At first blush, the idea of relational art was quite attractive to me. I thought that I had finally found the key to my distaste of art. I felt it was so self-serving, egocentric and ultimately not affecting anything significant. However, here now was an entire movement of art focused on the sphere of human interaction, with many of its practitioners working to bring the community together, to get people out of their shells and open up to each other.
"In Relational Art, the audience is envisaged as a community. Rather than the artwork being an encounter between a viewer and an object, relational art produces intersubjective encounters. Through these encounters, meaning is elaborated collectively, rather than in the space of individual consumption." [Bourriaud, Relational Aesthetics, p17]
It seems as Bourriaud's ideas had some time to settle, people began to react against "relational aesthetic", or at least seek to clarify Bourriaud. Claire Bishop, Professor of Art History-CUNY, wrote about needing clarity on the differences between “relational” and “participatory,” the confusion of which greatly diminishes our ability to think about art that uses “people as a medium.”

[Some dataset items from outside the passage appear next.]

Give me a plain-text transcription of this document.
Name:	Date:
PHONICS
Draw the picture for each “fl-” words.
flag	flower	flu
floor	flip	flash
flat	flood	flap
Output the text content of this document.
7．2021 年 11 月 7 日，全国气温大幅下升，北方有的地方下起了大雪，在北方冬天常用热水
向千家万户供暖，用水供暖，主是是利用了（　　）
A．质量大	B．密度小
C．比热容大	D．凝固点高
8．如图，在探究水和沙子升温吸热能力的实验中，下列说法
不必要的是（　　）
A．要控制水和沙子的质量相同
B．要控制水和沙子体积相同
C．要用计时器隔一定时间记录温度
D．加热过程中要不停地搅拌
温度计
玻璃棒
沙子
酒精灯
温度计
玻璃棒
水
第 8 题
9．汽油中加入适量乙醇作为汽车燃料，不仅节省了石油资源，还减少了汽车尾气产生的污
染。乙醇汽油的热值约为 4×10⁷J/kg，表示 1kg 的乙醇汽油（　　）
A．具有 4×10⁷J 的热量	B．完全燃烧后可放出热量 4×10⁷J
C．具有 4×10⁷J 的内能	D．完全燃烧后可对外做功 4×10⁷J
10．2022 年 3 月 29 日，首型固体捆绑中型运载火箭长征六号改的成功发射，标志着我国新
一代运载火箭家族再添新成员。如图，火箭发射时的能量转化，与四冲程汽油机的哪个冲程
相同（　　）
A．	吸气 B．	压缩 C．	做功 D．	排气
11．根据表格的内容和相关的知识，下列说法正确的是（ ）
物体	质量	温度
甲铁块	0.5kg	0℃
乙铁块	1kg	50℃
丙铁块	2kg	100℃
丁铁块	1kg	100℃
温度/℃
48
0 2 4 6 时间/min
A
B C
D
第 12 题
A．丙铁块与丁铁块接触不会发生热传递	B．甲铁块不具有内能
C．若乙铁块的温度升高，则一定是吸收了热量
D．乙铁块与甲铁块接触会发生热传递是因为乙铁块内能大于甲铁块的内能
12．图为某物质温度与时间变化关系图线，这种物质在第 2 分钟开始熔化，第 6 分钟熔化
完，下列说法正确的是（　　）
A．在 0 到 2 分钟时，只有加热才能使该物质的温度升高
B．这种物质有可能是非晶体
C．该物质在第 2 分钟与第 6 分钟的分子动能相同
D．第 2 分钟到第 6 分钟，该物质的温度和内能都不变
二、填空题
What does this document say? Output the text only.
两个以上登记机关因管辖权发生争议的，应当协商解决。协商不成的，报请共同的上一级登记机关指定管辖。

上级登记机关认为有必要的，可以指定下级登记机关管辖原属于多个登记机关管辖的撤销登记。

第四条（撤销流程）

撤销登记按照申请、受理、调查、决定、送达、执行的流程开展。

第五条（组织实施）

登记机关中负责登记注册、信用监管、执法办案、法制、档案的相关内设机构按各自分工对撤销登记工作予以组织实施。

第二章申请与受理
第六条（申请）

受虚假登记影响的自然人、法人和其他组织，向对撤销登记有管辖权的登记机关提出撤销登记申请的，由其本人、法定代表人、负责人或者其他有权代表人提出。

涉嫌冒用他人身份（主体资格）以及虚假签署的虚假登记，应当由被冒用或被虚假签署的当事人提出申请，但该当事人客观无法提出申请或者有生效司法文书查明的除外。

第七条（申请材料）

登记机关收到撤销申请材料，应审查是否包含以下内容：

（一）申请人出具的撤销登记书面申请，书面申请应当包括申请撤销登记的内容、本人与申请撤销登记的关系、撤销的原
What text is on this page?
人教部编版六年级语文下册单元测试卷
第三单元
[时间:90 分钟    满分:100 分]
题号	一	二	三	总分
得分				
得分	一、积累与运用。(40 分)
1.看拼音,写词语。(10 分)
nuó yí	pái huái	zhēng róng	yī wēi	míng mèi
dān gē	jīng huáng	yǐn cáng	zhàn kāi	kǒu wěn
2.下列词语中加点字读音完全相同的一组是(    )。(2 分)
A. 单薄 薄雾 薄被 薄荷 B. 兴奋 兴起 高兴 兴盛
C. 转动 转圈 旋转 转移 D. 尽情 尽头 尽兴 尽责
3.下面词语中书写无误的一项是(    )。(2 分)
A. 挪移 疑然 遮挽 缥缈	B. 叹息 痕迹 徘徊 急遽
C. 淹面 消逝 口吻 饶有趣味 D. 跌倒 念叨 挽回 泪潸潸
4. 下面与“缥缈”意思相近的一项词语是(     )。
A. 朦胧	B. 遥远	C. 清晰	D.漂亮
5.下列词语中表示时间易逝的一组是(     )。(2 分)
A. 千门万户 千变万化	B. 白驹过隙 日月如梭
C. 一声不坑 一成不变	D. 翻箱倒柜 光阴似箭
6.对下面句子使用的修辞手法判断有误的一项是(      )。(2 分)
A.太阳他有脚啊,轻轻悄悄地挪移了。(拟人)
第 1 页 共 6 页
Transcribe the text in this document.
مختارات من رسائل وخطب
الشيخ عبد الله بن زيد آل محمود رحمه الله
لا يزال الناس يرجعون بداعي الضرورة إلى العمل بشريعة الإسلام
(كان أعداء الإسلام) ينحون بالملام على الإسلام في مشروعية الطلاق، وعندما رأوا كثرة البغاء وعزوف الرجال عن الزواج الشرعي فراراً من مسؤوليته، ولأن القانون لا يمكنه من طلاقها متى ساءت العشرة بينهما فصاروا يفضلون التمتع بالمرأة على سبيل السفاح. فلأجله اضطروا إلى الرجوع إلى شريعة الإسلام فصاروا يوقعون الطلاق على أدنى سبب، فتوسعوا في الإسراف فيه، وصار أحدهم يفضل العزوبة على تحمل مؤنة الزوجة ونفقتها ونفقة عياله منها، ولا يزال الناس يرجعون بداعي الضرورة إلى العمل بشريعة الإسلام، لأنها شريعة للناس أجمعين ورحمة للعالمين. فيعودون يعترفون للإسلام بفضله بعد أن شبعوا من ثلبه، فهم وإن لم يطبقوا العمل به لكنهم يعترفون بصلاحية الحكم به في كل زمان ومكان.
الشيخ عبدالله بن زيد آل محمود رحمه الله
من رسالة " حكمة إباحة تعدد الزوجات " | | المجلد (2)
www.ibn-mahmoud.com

Some wonder if the reach of "relational aesthetics" is not aggressive enough. While Bourriaud argues that the movement is political, and throws off the patterns of past art movements that sought revolutionary change. "Although Bourriaud does not spell out the difference between total and microrevolution clearly and indeed even muddies the waters of his argument, this is essentially the point he is trying to make. Relational interventions function at the micropolitical level, more specifically the interpersonal level. Accordingly the viewer becomes critically important in the relational aesthetic thesis." ["On Nicolas Bourriaud’s Relational Aesthetics", Graham Coulter-Smith, artintelligence]
There is no mistaking that this is a form of artistic interpretation of the world that does not aim to overcome the system of organized exploitation and domination. At most, relational art attempts to model the bandaging of social damage and to “patiently re-stitch the social fabric”: “Through little services rendered, the artists fill in the cracks in the social bond.” (p.36) [A Very Short Critique of Relational Aesthetics, Radical Culture Research Collective (RCRC)]
Claire Bishop again: "One could argue that in this context, project-based works-in-progress and artists-in-residence begin to dovetail with an “experience economy,” the marketing strategy that seeks to replace goods and services with scripted and staged personal experiences.5 Yet what the viewer is supposed to garner from such an “experience” of creativity, which is essentially institutionalized studio activity, is often unclear." [Antagonism and Relational Aesthetics]
I'm wondering if RA is a bit of a surrender to current systems. Do i even want to change current systems? Is a surrender "wrong"? Am I content to work within that system? Bourriaud's RA seems nice, but the critics' points are valid as well. RA artists are becoming celebrities, and RA art is being exhibited in galleries and museums, just as any other artform, and the viewing audience are the same upper-class collectors and upper-middle class throngs that have always filled those museums and galleries and biennials. Does RA's use of people exploit them? Does RA further stratify and reinforce the separations of collector, viewer, participant?